I have been thinking of growing big-flowered cattleyas for sometime now. BLC's and LC's in particular. There are a few things that i wanna ask you growers out there though. Would a 430watt-SUnAgro HID be enough to give them the light that they need? Are these hybrids dependent of daylength to flower? Do they need cool temps and cool rests to flower? Some claim these flower twice a year? Is this the norm? Thanks in advance!


----------



## Rick (Jun 16, 2007)

Now this is blasphemy on a slipper site

More seriously I do have a handfull of hybrid and species catts (my wife loves the big pretty flowers). And they smell better than most Bulbophyllums. In general I think they are allot of boring foliage, and take up allot of space just to get 10 days of big showy blooms.

I find them pretty easy to grow in the GH, but several people in the society grow them under MH or sodium pressure lighting. They seem to like 3000 to 5000 fc, but not too much heat. The mini catts don't need as much light, and fit indoors better than the big boys.

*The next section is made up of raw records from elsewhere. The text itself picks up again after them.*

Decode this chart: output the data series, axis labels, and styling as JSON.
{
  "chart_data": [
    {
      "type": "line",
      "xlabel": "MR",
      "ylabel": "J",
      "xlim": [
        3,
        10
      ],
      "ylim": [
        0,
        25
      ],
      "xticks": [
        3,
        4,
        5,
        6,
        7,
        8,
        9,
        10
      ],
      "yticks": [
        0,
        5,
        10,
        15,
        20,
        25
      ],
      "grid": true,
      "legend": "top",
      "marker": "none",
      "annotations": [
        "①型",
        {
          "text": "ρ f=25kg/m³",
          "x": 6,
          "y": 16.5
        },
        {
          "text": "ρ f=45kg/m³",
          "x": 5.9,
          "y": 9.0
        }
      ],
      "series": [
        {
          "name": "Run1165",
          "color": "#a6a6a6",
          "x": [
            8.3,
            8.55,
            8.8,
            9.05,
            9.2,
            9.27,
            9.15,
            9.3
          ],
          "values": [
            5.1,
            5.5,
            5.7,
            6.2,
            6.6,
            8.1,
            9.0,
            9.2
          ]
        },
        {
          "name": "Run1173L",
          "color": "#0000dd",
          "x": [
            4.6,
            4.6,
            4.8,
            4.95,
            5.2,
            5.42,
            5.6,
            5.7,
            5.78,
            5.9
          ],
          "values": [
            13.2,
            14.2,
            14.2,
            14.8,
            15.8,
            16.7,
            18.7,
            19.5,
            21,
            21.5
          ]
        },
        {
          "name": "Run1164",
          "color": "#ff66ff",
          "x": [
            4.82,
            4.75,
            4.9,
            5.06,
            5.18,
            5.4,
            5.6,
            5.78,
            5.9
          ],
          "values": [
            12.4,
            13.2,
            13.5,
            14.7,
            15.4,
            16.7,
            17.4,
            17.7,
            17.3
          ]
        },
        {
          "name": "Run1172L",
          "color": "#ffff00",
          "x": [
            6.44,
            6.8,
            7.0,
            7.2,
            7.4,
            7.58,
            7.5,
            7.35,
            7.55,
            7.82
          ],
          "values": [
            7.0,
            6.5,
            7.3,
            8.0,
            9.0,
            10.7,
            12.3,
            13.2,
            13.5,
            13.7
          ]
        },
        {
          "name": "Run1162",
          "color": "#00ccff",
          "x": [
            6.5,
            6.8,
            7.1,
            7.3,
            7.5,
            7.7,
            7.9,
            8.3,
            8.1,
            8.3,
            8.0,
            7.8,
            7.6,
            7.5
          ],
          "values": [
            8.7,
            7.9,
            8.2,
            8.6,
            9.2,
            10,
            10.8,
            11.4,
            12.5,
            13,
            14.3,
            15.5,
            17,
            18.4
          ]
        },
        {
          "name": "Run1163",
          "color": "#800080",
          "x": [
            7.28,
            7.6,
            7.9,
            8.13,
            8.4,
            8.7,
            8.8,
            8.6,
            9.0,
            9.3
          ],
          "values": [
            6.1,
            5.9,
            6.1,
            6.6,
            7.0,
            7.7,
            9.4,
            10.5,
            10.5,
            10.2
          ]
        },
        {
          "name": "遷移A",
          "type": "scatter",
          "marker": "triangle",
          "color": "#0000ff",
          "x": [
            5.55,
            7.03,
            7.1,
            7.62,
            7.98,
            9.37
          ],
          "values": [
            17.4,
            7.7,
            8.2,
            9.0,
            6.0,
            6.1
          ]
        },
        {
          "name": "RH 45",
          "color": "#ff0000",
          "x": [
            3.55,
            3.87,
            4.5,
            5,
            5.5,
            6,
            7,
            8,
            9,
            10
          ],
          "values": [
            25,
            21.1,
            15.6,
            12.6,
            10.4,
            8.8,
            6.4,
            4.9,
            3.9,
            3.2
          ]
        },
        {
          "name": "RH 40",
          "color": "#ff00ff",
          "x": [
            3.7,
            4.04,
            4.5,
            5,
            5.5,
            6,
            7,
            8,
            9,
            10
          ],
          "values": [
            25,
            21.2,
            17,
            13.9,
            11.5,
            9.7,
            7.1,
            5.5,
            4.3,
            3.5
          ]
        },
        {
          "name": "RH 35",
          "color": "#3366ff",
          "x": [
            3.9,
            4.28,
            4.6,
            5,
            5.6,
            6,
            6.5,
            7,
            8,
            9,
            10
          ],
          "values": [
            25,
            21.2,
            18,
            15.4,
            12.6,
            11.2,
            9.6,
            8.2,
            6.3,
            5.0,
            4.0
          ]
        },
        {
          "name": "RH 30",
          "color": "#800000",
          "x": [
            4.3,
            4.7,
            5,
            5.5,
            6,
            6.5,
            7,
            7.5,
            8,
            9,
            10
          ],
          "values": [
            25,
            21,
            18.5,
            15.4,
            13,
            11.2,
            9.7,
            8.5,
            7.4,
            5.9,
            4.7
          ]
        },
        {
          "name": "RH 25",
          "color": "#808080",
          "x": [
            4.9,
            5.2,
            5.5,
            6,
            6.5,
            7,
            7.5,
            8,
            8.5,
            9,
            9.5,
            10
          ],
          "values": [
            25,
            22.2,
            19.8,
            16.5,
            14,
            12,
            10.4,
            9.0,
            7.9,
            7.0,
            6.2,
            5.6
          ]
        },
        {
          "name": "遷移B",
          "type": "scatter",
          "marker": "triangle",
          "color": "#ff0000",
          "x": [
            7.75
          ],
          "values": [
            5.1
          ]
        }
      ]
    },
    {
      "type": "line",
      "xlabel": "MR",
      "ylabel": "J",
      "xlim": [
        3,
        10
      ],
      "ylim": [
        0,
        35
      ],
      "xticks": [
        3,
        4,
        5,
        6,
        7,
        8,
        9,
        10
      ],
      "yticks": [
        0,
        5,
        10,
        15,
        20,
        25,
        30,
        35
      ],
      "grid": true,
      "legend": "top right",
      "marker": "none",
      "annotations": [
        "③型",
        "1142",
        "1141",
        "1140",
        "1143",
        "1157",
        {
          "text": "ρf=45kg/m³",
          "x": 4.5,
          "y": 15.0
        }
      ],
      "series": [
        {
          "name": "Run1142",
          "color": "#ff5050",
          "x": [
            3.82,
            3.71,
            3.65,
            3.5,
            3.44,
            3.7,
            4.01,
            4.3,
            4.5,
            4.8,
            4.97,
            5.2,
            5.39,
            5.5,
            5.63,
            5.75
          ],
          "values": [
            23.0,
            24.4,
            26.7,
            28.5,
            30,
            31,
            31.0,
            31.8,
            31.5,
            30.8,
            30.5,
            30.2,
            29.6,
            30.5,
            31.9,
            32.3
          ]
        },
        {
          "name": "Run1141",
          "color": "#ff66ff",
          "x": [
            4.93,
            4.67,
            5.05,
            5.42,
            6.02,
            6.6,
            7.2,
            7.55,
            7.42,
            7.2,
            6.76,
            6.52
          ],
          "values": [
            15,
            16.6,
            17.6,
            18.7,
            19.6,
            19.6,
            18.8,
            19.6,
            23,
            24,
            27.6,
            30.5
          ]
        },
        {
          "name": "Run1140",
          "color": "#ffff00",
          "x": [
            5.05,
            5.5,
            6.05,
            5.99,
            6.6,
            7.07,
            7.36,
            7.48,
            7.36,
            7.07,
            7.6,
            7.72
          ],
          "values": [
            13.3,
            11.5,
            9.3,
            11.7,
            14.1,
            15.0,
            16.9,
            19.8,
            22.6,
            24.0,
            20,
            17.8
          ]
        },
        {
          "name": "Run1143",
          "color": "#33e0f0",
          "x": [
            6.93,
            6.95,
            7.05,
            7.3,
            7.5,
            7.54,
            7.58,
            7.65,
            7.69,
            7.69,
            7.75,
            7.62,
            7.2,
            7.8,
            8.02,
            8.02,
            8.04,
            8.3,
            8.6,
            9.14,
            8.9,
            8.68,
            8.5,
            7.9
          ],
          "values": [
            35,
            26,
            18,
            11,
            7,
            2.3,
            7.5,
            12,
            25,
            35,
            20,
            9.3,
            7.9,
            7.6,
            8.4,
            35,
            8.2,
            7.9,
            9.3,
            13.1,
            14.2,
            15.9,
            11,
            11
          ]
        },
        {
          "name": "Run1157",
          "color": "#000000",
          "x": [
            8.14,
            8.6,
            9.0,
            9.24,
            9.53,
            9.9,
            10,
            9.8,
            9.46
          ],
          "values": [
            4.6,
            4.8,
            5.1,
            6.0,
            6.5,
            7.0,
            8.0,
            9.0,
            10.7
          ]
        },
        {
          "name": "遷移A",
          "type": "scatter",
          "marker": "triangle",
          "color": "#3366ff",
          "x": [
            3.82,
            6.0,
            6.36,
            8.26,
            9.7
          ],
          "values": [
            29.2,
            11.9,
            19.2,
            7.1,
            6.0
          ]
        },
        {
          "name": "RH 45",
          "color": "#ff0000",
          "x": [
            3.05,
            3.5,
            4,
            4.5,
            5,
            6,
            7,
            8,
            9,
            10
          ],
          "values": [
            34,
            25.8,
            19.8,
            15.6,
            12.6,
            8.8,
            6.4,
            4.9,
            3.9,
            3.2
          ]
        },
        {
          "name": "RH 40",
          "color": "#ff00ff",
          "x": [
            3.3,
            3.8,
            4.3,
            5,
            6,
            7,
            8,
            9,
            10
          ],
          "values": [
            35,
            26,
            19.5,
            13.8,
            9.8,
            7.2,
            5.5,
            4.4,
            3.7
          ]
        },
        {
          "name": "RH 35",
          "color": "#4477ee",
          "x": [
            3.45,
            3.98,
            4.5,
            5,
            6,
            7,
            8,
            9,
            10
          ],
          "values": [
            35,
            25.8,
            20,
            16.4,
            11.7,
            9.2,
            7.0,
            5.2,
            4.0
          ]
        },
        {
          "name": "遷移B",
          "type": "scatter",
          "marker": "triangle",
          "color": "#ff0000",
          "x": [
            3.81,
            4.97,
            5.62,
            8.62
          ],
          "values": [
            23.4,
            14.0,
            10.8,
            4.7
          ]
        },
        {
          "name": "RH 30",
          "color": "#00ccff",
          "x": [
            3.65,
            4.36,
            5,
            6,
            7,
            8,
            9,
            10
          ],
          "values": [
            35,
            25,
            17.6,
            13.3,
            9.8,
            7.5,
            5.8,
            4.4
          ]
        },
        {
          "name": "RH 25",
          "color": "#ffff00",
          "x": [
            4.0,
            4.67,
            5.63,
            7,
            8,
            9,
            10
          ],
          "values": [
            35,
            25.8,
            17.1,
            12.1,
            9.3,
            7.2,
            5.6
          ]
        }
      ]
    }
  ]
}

In my GH I put the catts allong the walls where they get exposed to the brightest light, and also the extremes in temps. Most tend to bloom in spring to early summer (but many hybrids will bloom 2X/year), and can easily handle temps in the 50s during the winter. They may need this to inititiate blooms. They like fertilizer more than paphs, and I don't change my feeding or water schedule seasonally to get them to bloom. I don't know if the indoor growing crowd bothers to alter their light cycles to initiate blooming.


----------



## papheteer (Jun 16, 2007)

Thanks, Rick! that's most informative! I'm thinking of growing them S/h in hydroton. It's great to hear that u water them the same way all year. Coz ill the stuff i've read in books say they need definite rests in winter or they won't grow well, or bloom.


----------



## Rick (Jun 16, 2007)

I think that most of the hybrids are pretty easy (at least in the GH) and they are the most neglected of all my plants. One of the best Catt people in the US is in our society. You spend a weekend repotting for him, you go home with a Ryder truck full of divisions. I'm always scared to go over to his place because I can't leave without taking some too.

If I get busy I've been known to leave them in the courtyard, toss a couple of handfuls of CHC in the pot, and forget them for a couple of weeks. When I come back, they are rooted! Semi hydro may be too wet for them, but may be fine if you air humidity is low. I grow some species like vandas, mounted or in baskets with virtually no potting mix at all. Most of the potted ones grow roots outside of the potts. Some go down through my benches in the GH, and pick up some of the cool damp air circulating there. Keep in mind that the hybrids are based on species that are often found High up in the canopy and they dry out very quickly after the rains, and the airflow is very high.

If I run out of fertilizer on my Sunday rounds they don't get any and may skip a week or two. But if I see sheaths I usually make sure they get fed.

They do seem to be magnets for scale and mealy bugs so be prepared for that.


----------